Step 4: If a person skips the above step they must file the tax return themselves. 

Step 5: For self-employed people, there is no need to submit any income tax documents anywhere. But they should keep everything handy so that they may immediately provide proof if the IT department raises queries regarding the same. 

Method to calculate interest deduction on home loan

The payable tax amount keeps on increasing in proportion to one’s annual earnings. Thus, to calculate the deductible income tax on home loan EMI manually, a person has to first determine their tax slab position. After accomplishing this step they must know the particulars of Section 24 of income tax and apply them to the payable income tax. 

Instead of following the long-drawn route of determining the annual payable home loan EMI, an easier way would be to take the help of an income tax calculator. Once the amount is disclosed, completing online payment remarkably reduces the overall tax.

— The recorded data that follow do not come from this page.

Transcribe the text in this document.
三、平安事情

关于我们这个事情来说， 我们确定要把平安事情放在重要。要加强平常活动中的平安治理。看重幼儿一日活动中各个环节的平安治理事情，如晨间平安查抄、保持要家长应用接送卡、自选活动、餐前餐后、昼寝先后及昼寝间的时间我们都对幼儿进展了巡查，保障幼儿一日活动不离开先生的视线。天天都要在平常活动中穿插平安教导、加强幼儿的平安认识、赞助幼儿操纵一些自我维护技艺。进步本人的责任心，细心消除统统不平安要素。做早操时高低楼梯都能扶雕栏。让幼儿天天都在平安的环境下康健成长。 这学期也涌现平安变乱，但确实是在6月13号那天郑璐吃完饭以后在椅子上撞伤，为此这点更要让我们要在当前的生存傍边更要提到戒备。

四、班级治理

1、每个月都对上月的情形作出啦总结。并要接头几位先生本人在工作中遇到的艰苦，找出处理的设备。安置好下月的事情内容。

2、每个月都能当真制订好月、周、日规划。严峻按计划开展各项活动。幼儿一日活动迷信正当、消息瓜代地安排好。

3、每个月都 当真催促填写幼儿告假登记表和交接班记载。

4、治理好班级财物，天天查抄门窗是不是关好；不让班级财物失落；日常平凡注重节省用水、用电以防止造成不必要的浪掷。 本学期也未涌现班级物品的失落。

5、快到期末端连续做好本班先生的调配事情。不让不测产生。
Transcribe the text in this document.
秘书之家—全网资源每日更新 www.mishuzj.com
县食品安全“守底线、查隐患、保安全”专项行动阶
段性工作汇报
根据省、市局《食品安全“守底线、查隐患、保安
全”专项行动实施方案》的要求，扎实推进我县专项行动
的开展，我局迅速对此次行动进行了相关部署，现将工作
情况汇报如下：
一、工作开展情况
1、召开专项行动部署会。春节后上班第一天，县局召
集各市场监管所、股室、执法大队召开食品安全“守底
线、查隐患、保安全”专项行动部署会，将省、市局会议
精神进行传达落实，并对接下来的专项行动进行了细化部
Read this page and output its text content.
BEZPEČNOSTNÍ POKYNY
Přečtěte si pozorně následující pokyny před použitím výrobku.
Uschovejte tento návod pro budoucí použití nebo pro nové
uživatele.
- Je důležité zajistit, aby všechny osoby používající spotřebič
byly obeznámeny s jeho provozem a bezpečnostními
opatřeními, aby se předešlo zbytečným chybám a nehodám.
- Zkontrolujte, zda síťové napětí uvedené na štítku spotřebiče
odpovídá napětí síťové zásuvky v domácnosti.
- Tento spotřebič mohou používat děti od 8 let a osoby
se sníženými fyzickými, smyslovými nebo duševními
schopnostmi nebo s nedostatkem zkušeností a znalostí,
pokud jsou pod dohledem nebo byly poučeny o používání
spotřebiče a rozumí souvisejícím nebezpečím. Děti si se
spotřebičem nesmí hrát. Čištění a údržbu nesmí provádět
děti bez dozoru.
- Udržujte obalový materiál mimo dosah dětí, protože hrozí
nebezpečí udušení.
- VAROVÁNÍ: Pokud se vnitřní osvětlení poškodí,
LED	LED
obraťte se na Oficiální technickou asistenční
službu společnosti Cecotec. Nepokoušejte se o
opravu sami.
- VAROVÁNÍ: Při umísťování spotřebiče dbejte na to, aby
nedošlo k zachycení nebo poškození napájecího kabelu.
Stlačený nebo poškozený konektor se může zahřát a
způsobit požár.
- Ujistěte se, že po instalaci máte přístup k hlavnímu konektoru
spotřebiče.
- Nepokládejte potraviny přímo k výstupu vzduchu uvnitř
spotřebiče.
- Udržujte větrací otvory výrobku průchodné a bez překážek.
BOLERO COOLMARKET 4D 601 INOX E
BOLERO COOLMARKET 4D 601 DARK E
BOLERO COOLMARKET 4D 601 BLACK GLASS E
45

Terms and conditions to fulfil before claiming home loan tax benefits

To claim Section 80C tax deductions on home loan principal, stamp duty, and registration charges the owner(s) must fit into the below-mentioned criteria:

  • They are not eligible to sell the concerned house within 5 years of occupying it.
  • They need to claim income tax deductions on payable stamp duty only within the year during which the charges were paid.

However, the borrower must note that these deductions cannot be claimed throughout the loan tenor. A homeowner may apply for the aforesaid deductions under Section 80C only once. 

In India, various lending institutions extend pre-approved offers to their customers on different financial products, including home loan and loan against property. Once you check your CIBIL score and find yourself to be eligible, you can quicken the loan application process by accepting these offers. Customers willing to check their pre-approved offers submit their names and contact details by visiting the lender’s website.

Any property owner or co-borrower needs to be aware of the various factors that lead to interest deductions on home loans. It not only reduces their income tax amount but also helps in selecting the ideal property as per the budget. In this regard, if anyone faces difficulty in assessing the payable home loan EMI after claiming all possible deductions they can use online calculators for more precise results.